Catholic teaching never permits aiming at the death of a patient, either by action or omission. This case, again, was not about the burden of extraordinary treatment, but about the disability of a child. Our job as Catholic Christians is to see the face of Christ in little Alfie–not to accept the position that his treatment was futile because his brain damage prevented him having certain abilities. And when there is legitimate disagreement about what is in a child’s best interest, and abuse is not part of the scenario, the Catholic position is to defer to the parents. They know the child and his interests best. The three of them belong to each other in a special and unique way. The doctors and judges will not be visiting Alfie’s grave. His parents will be.
Two other quick things to mention:
First, the charge of “vitalism” has been thrown at people who didn’t want action aiming at Alphie’s death. It is not always clear what this charge is trying to identify, but if it is the position that human life is valuable as human life–regardless of what it can “do” or how much it can “produce”–then many of us, I hope, will plead guilty. A human person is a living member of the species Homo sapiens. Nothing more. Nothing less.

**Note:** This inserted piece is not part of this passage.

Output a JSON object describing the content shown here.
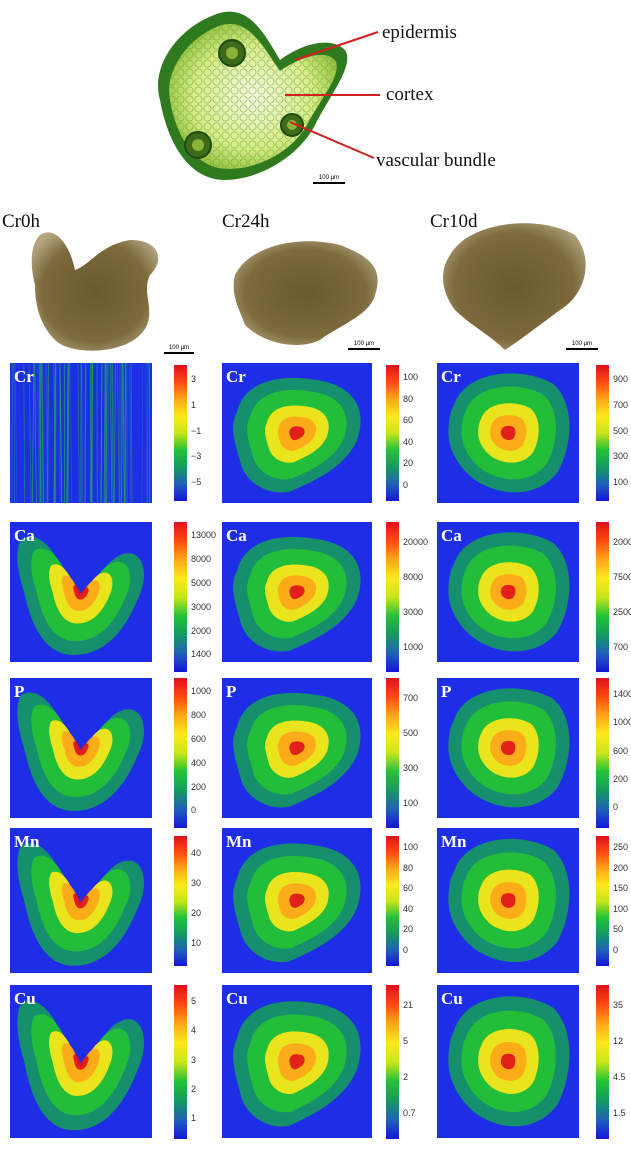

Second, it has been a shame that so many people have tried to read this issue through the life/choice abortion binary. Once again, it appears, the abortion wars have infected a very different kind of moral and legal issue.
Pro-lifers have, for some time now, been concerned with vulnerable lives beyond birth. Often in close cooperation with disability-rights groups, we fight against euthanasia. We fight against human trafficking laws. Many of us reject the death penalty. We are deeply, concerned, obviously with infanticides perpetrated by people like Dr. Kermit Gosnell. We fight for vulnerable human life, especially when–as Pope Francis warns–our throwaway culture treats it like so much trash.
There is absolutely no reason that the fight for Alfie and others like him needs to be about abortion. People who disagree about that issue should be able to agree that Alfie matters just the same as any other little boy, and that his parents ought to have been able to pursue his best interest in ways that other parents are permitted to do.
What might the life and death of Alfie Evans portend for the future of healthcare ethics and policy? What should it teach Catholics about prophetic witness?
We are at a very dangerous moral crossroads. Before the attention that the Alfie Evans and Charlie Gard cases brought with them, these practices were hidden away, with little-to-no public scrutiny. What will we do now that these practices have been brought to light and are defended by some doctors and judges? Will we step up and be heard? Will we be on the side of the disabled and the parents who fight for them? Or will we capitulate to ableist assumptions and the practices of the powerful?
Pope Francis was on the right side of both the Charlie Gard and Alfie Evans cases, resisting the throw-away culture’s attempt to dispense with them. Let us get behind the Holy Father and continue to resist the throw-away culture by standing up for the disabled, in this case and the similar cases which are sure to come.